If I'd put all this together on Tuesday I might have made different choices. A visit to the vet might have made sense if we hadn't assumed this was the inevitable organ shut down of an elderly cat and death in short order was inevitable.
But if he wasn't already in organ failure last Tuesday, he is now. He'd already lost a lot of weight over the last six months and now picking him up is like picking up a fur bag full of toothpicks and twigs.
The lethargy has been exchanged for extreme fatigue and weakness. When he walks he has to stop and lay down after a few yards and rest.
I'm in an agony of shame and guilt. Not only over this incident but over the mistakes I'd made over the whole last
year decade. Especially in nutrition needs.

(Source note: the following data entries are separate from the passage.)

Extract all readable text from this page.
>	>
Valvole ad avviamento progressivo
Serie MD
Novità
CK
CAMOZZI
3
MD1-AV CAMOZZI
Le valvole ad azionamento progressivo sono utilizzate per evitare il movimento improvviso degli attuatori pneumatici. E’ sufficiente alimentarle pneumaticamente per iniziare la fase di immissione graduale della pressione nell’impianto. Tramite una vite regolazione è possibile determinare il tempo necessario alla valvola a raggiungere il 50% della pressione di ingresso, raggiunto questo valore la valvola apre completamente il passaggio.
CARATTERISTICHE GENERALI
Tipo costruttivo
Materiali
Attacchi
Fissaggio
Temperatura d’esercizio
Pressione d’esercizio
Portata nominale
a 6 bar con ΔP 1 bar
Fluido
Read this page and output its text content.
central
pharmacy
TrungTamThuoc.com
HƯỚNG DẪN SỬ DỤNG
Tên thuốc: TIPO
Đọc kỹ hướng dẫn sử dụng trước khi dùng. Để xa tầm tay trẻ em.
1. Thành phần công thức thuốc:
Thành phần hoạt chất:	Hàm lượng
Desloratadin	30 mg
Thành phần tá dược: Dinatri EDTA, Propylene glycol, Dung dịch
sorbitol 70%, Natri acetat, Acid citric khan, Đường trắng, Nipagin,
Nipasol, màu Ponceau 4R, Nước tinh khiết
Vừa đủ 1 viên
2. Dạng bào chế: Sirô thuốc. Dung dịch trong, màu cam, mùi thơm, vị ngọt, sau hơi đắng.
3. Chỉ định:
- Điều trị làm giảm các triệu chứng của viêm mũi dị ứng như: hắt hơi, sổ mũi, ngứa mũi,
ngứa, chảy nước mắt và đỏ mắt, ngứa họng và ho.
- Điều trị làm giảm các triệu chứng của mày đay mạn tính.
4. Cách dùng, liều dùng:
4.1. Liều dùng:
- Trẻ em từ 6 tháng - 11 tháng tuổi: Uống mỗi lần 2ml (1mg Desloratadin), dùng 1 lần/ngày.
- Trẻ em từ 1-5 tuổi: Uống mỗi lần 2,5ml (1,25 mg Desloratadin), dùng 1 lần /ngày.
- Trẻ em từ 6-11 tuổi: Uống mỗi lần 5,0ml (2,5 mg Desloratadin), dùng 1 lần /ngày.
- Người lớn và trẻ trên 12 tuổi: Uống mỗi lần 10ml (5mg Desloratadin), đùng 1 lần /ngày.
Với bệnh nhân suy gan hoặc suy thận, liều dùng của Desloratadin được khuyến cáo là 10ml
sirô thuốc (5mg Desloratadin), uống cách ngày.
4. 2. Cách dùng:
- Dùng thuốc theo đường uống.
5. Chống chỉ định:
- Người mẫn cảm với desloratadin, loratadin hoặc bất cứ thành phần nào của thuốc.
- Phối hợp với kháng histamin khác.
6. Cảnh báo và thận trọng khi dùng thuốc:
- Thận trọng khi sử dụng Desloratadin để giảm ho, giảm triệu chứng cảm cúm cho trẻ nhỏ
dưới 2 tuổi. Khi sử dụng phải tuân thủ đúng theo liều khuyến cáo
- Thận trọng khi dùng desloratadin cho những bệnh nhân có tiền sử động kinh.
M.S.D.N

His weight loss over the winter may have been due to his not getting enough of his needs met through the brand of cat food we used.

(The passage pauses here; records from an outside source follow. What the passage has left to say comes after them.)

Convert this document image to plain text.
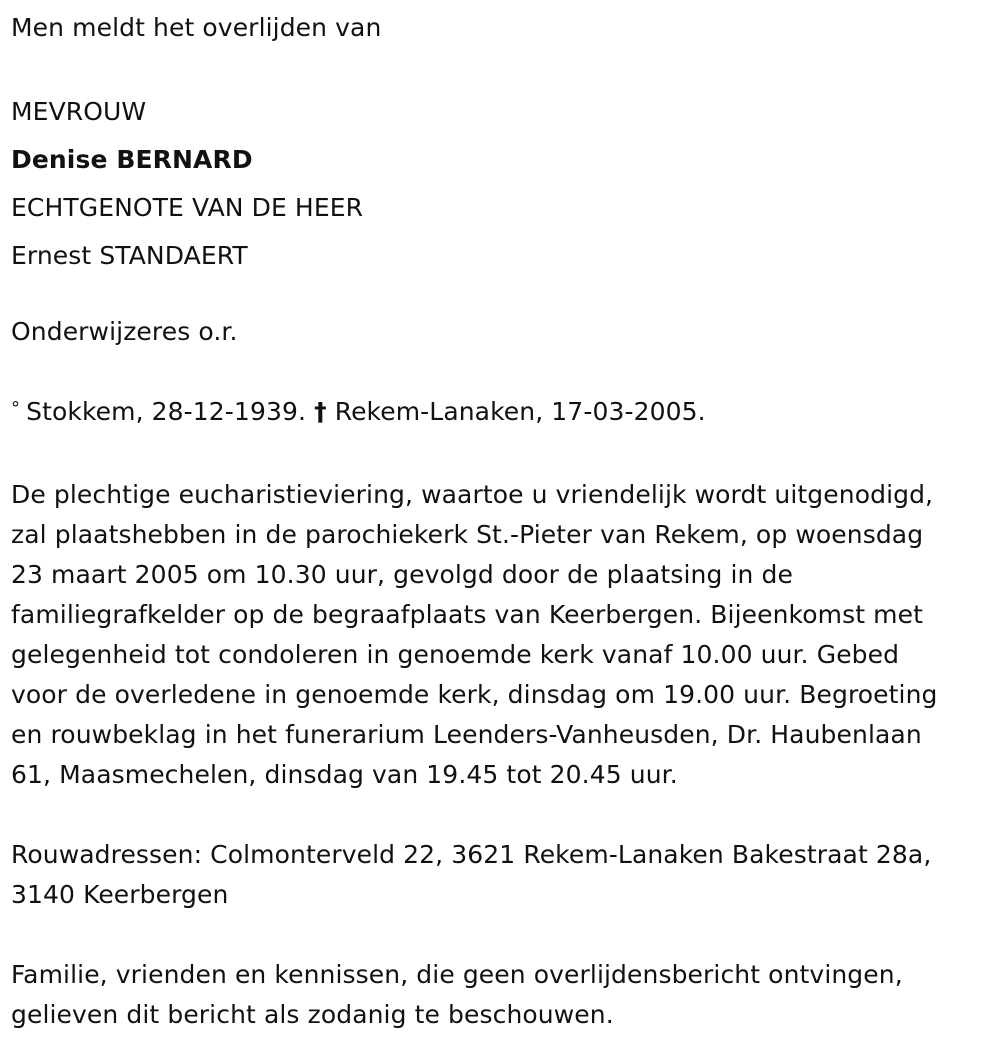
Men meldt het overlijden van

MEVROUW

Denise BERNARD

ECHTGENOTE VAN DE HEER

Ernest STANDAERT

Onderwijzeres o.r.

° Stokkem, 28-12-1939. † Rekem-Lanaken, 17-03-2005.

De plechtige eucharistieviering, waartoe u vriendelijk wordt uitgenodigd,

zal plaatshebben in de parochiekerk St.-Pieter van Rekem, op woensdag

23 maart 2005 om 10.30 uur, gevolgd door de plaatsing in de

familiegrafkelder op de begraafplaats van Keerbergen. Bijeenkomst met

gelegenheid tot condoleren in genoemde kerk vanaf 10.00 uur. Gebed

voor de overledene in genoemde kerk, dinsdag om 19.00 uur. Begroeting

en rouwbeklag in het funerarium Leenders-Vanheusden, Dr. Haubenlaan

61, Maasmechelen, dinsdag van 19.45 tot 20.45 uur.

Rouwadressen: Colmonterveld 22, 3621 Rekem-Lanaken Bakestraat 28a,

3140 Keerbergen

Familie, vrienden en kennissen, die geen overlijdensbericht ontvingen,

gelieven dit bericht als zodanig te beschouwen.
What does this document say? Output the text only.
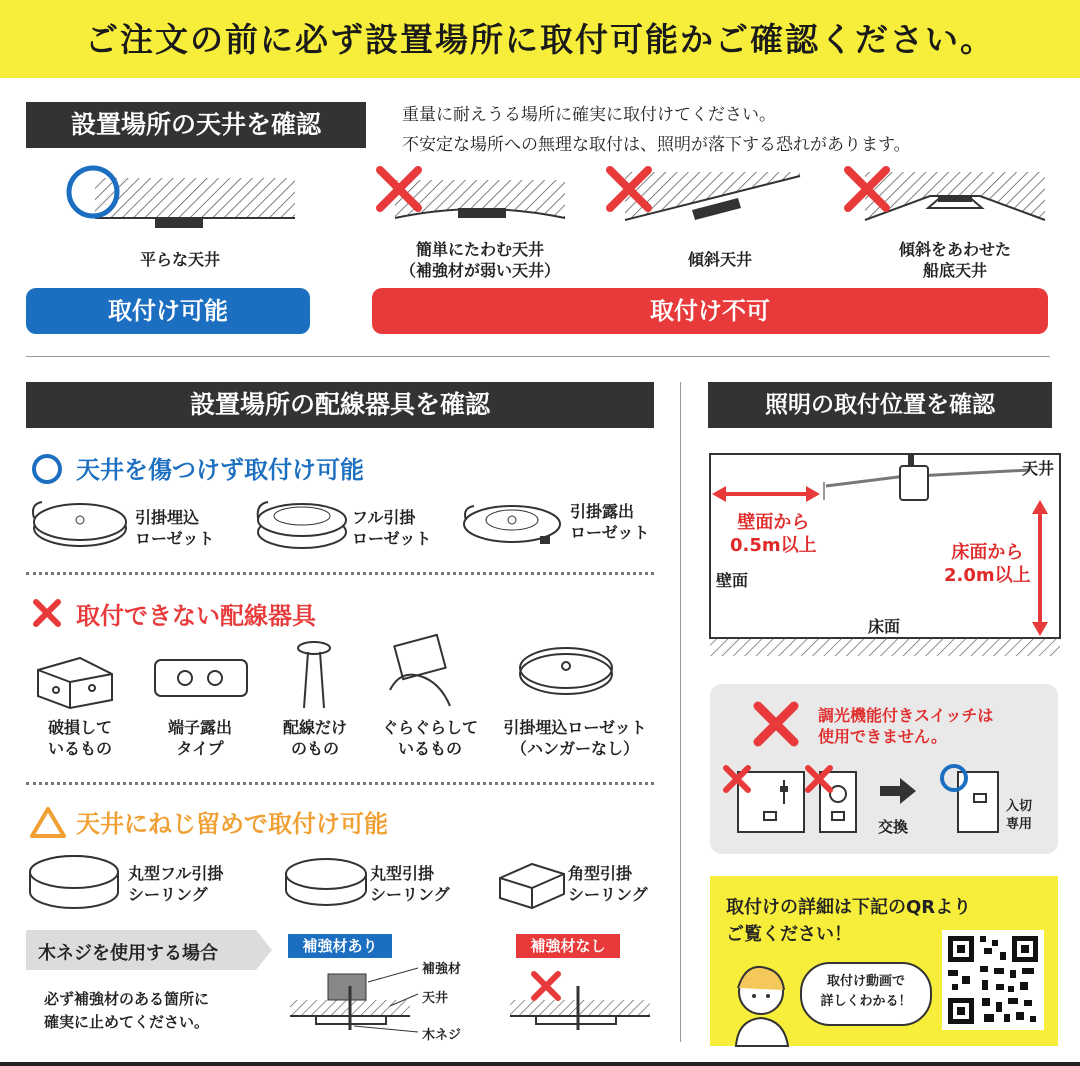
ご注文の前に必ず設置場所に取付可能かご確認ください。
設置場所の天井を確認	重量に耐えうる場所に確実に取付けてください。
不安定な場所への無理な取付は、照明が落下する恐れがあります。
平らな天井
簡単にたわむ天井
（補強材が弱い天井）
傾斜天井
傾斜をあわせた
船底天井
取付け可能	取付け不可
設置場所の配線器具を確認
天井を傷つけず取付け可能
引掛埋込
ローゼット
フル引掛
ローゼット
引掛露出
ローゼット
取付できない配線器具
破損して
いるもの
端子露出
タイプ
配線だけ
のもの
ぐらぐらして
いるもの
引掛埋込ローゼット
（ハンガーなし）
天井にねじ留めで取付け可能
丸型フル引掛
シーリング
丸型引掛
シーリング
角型引掛
シーリング
木ネジを使用する場合
必ず補強材のある箇所に
確実に止めてください。
補強材あり	補強材なし
補強材
天井
木ネジ
照明の取付位置を確認
天井
壁面から
0.5m以上
壁面
床面から
2.0m以上
床面
調光機能付きスイッチは
使用できません。
交換
入切
専用
取付けの詳細は下記のQRより
ご覧ください！
取付け動画で
詳しくわかる！
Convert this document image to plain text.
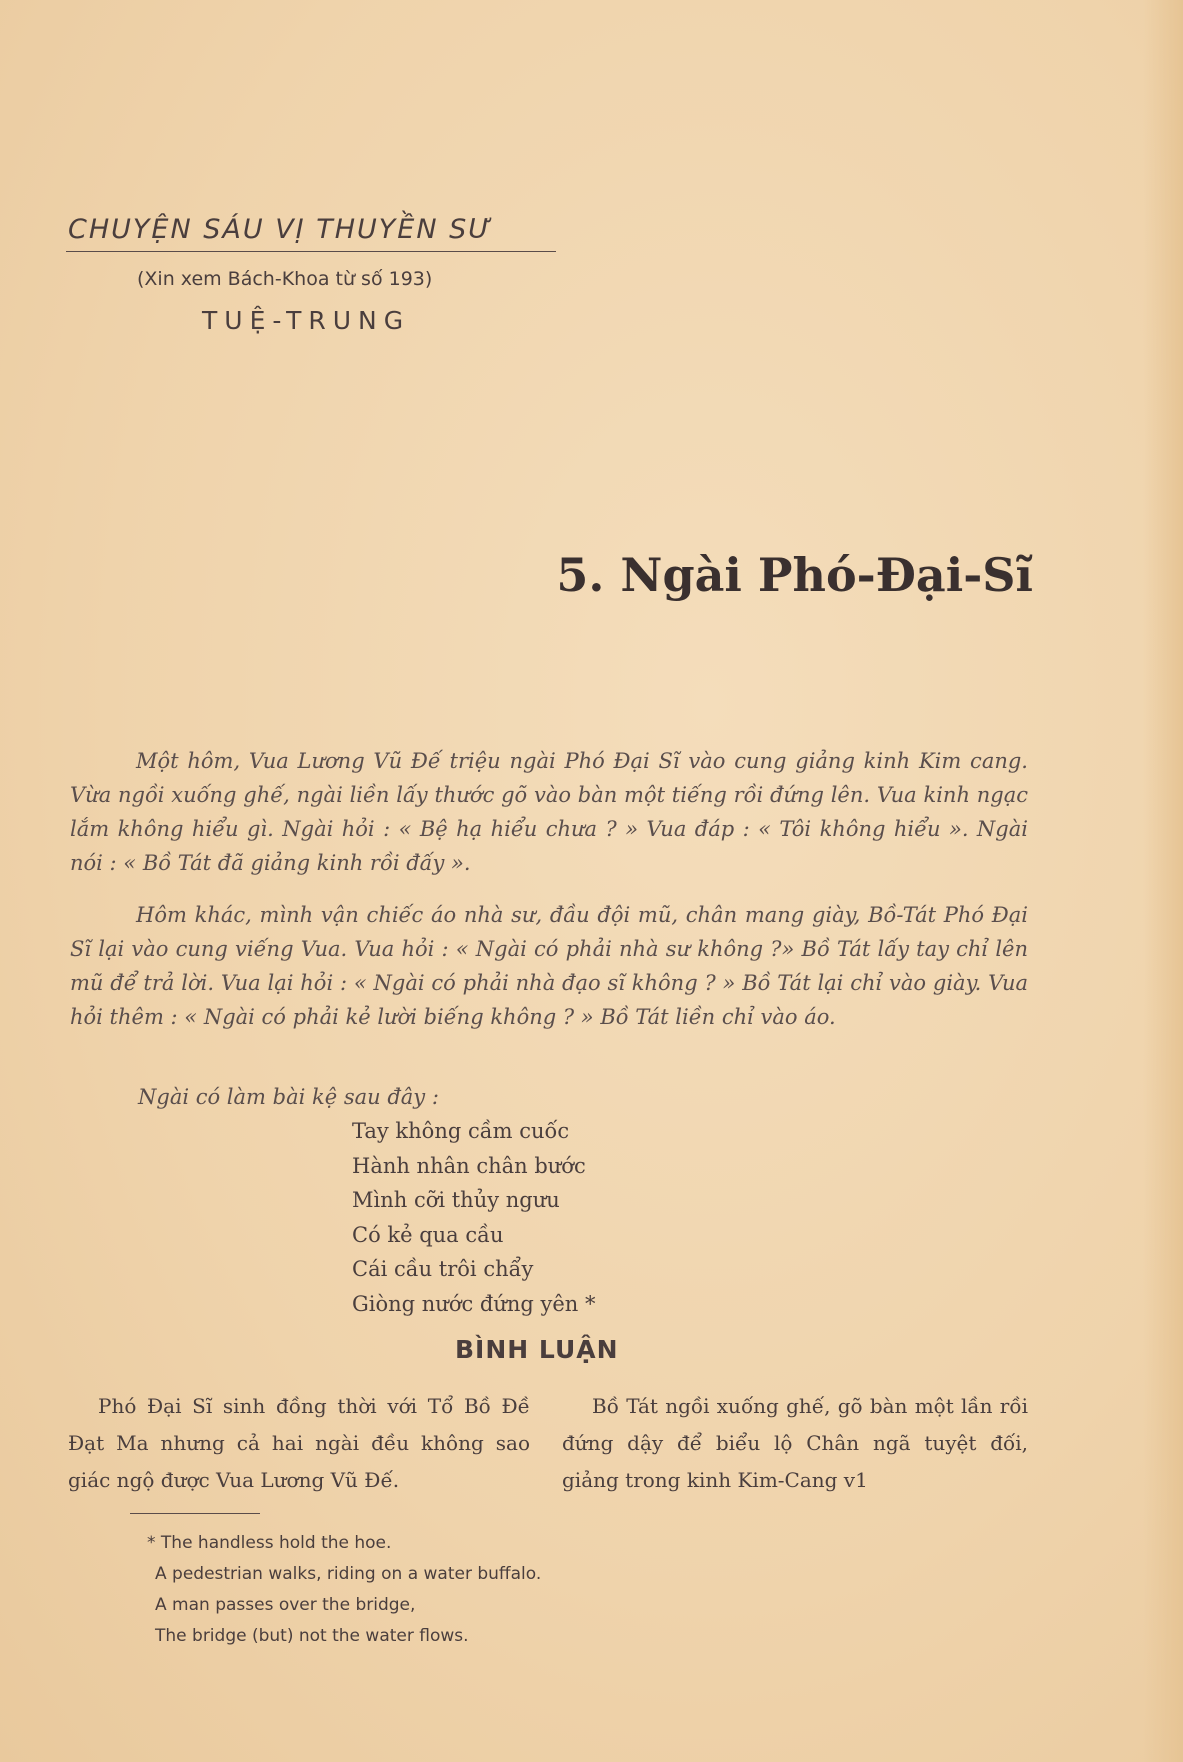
CHUYỆN SÁU VỊ THUYỀN SƯ
(Xin xem Bách-Khoa từ số 193)
TUỆ-TRUNG
5. Ngài Phó-Đại-Sĩ

Một hôm, Vua Lương Vũ Đế triệu ngài Phó Đại Sĩ vào cung giảng kinh Kim cang. Vừa ngồi xuống ghế, ngài liền lấy thước gõ vào bàn một tiếng rồi đứng lên. Vua kinh ngạc lắm không hiểu gì. Ngài hỏi : « Bệ hạ hiểu chưa ? » Vua đáp : « Tôi không hiểu ». Ngài nói : « Bồ Tát đã giảng kinh rồi đấy ».

Hôm khác, mình vận chiếc áo nhà sư, đầu đội mũ, chân mang giày, Bồ-Tát Phó Đại Sĩ lại vào cung viếng Vua. Vua hỏi : « Ngài có phải nhà sư không ?» Bồ Tát lấy tay chỉ lên mũ để trả lời. Vua lại hỏi : « Ngài có phải nhà đạo sĩ không ? » Bồ Tát lại chỉ vào giày. Vua hỏi thêm : « Ngài có phải kẻ lười biếng không ? » Bồ Tát liền chỉ vào áo.

Ngài có làm bài kệ sau đây :

Tay không cầm cuốc
Hành nhân chân bước
Mình cỡi thủy ngưu
Có kẻ qua cầu
Cái cầu trôi chẩy
Giòng nước đứng yên *
BÌNH LUẬN

Phó Đại Sĩ sinh đồng thời với Tổ Bồ Đề Đạt Ma nhưng cả hai ngài đều không sao giác ngộ được Vua Lương Vũ Đế.

Bồ Tát ngồi xuống ghế, gõ bàn một lần rồi đứng dậy để biểu lộ Chân ngã tuyệt đối, giảng trong kinh Kim-Cang v1

* The handless hold the hoe.
A pedestrian walks, riding on a water buffalo.
A man passes over the bridge,
The bridge (but) not the water flows.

There was nothing wrong with his appetite before last Tuesday morning. He was constantly dogging my feet in the kitchen. Begging for whatever I was handling. I often gave him slivers of this and dollops of that. Turns out my sharing my food with him and letting him clean my plate had been as potentially dangerous for him as having a toxic plant's leaves arching over his favorite sunning perch.
The list of toxins for cats in people food is long. Among them is garlic, cinnamon, chocolate (at least I knew this) raisins, grapes, macadamia nuts, onions, and Xylitol.
There were dozens of other plants in his reach as well and I'd even seen him nibbling at several of them before and no alarm bells went off.
Putting the slime icing on the compost cake of mea culpas is the fact that after two decades of having fur babies in our home I had remained this ignorant and incurious about what it takes to keep your pet healthy. Me!! The obsessive researcher had not bothered to collect the data!
These are the thoughts that led me into the maudlin morass that turned the rough draft of this post into its mirror image rendering it unpublishable.
[I was zipping around the links too fast to take notes or save links or I would be linking to the toxins and plant information.]
*My sister, Jamie, corrected me in comments on the name of the plant. The mistake was an editing glitch. My sister, Carri, called it an Amarillis. I did all my research on Amaryllis and Lilly. Even the image file names have it as Amaryllis. And the linked phrase 'this one' is to the Wikipedea page for Hippeastrum which is a Genus in the Order, Amaryllidaceae.
I added the image from the Wikipedea page with links to the article and the JPG as part of this correction, as well as changing the word in all three of the other images and in the text, leaving the word azalea in strike through only in the first instance.
The editing glitch was a combination of: fatigue, distraught emotions, passage of time, having used "A" in the rough draft and having been talking to Mom about the bushes in her yard. How embarrassing. Thanks, Sis, for correcting me.